The borrower may also have the intention of stopping the creditor from repossessing their property. A person who was in debt when in employment, and after losing their employment feels that they may not be able to settle their debt, may also file for this bankruptcy (Reeder, 2010).
Bankruptcy has far reaching effects on the individual’s interest rates on loans and credit cards. This is given the fact that the borrower’s credit score card is negatively affected by a bankruptcy history (Sandage, 2006).
This is especially so considering the fact that the records of a bankruptcy remain on the individual’s credit file for at least ten years. This being the case, the individual is labeled as a high risk for future defaults, this means that interest rates on loan and credit cards are high to cover for this risk.
Irby (2010) is of the view the interest rates on credit cards may surpass 25% levels. For other loans, such incentives such 0% pay on APR is eliminated (Sandage, 2006).
In conclusion, it should be noted that individuals and organizations file for bankruptcy to prevent creditors from taking legal actions against them. While the idea behind the introduction of bankruptcy laws to protect the borrower may have been noble, there are cases where borrowers abuse the same.
This is for example when an individual files for bankruptcy after every seven years (Irby, 2010). This abuse makes it hard to recognize individuals who are genuine about bankruptcy filings.
Balleisen, E. (2001). Navigating failure: Bankruptcy and commercial society in Antebellum America. Chapel Hill: University of North Carolina Press.
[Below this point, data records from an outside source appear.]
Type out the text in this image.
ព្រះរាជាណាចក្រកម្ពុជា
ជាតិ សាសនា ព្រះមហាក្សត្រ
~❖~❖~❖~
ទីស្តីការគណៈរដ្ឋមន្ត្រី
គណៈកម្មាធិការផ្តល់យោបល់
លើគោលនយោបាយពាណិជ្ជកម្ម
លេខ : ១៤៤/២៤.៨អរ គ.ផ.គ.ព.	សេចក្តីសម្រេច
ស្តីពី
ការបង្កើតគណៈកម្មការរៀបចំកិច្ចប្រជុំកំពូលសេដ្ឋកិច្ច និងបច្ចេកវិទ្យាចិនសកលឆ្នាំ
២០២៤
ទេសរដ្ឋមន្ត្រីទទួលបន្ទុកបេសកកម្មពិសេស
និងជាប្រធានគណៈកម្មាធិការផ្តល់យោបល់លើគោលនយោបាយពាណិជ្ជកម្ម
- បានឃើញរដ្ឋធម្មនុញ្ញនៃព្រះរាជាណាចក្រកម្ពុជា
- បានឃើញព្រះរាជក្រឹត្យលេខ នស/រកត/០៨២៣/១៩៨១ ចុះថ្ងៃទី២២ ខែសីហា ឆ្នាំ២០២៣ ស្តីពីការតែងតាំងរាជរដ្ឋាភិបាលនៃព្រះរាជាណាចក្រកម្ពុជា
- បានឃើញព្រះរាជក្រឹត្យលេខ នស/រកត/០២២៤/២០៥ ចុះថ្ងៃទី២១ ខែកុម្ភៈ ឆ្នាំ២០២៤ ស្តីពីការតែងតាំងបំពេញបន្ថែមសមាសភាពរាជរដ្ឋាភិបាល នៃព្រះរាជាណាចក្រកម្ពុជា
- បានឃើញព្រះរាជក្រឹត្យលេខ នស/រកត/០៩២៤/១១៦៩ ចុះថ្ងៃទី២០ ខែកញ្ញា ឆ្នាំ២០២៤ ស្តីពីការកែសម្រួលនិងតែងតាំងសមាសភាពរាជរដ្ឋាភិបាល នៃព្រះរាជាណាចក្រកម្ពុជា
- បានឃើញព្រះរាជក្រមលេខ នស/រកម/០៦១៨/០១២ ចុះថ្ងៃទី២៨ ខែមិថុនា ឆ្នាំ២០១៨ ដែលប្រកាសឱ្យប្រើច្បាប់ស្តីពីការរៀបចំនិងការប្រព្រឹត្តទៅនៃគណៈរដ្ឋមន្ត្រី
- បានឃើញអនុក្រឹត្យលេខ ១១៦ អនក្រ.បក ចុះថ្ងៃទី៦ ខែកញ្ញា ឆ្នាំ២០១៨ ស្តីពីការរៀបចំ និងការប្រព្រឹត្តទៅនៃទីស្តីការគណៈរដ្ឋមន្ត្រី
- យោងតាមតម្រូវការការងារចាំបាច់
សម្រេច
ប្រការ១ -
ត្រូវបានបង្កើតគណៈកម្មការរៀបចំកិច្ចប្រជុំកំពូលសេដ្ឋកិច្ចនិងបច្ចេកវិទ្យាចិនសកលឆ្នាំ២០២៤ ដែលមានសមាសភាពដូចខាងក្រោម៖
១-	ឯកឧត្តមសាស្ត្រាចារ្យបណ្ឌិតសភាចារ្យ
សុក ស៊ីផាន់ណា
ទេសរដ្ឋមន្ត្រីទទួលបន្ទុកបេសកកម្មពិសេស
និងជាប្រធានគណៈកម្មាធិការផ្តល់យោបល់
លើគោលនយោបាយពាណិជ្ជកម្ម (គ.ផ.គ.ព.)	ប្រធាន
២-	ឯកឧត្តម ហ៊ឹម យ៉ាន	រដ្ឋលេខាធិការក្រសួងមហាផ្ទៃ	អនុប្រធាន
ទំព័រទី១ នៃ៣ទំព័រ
Irby, L. (2010). Basic types of personal bankruptcy: Personal bankruptcy options for consumers. Retrieved 3 October, 2010 from http://credit.about.com/od/debtmanagementsolutions/a/bankruptcytypes.htm
Reeder, C. (2010). How bankruptcy affects interest rates on loans and credit cards. Retrieved 3 October, 2010, from http://ezinearticles.com/?How-Bankruptcy-Affects-Interest-Rates-on-Loans-and-Credit-Cards&id=211857
Sandage, S. A. (2006). Born losers: A history of failure in America. Cambridge, Mass.: Harvard University Press.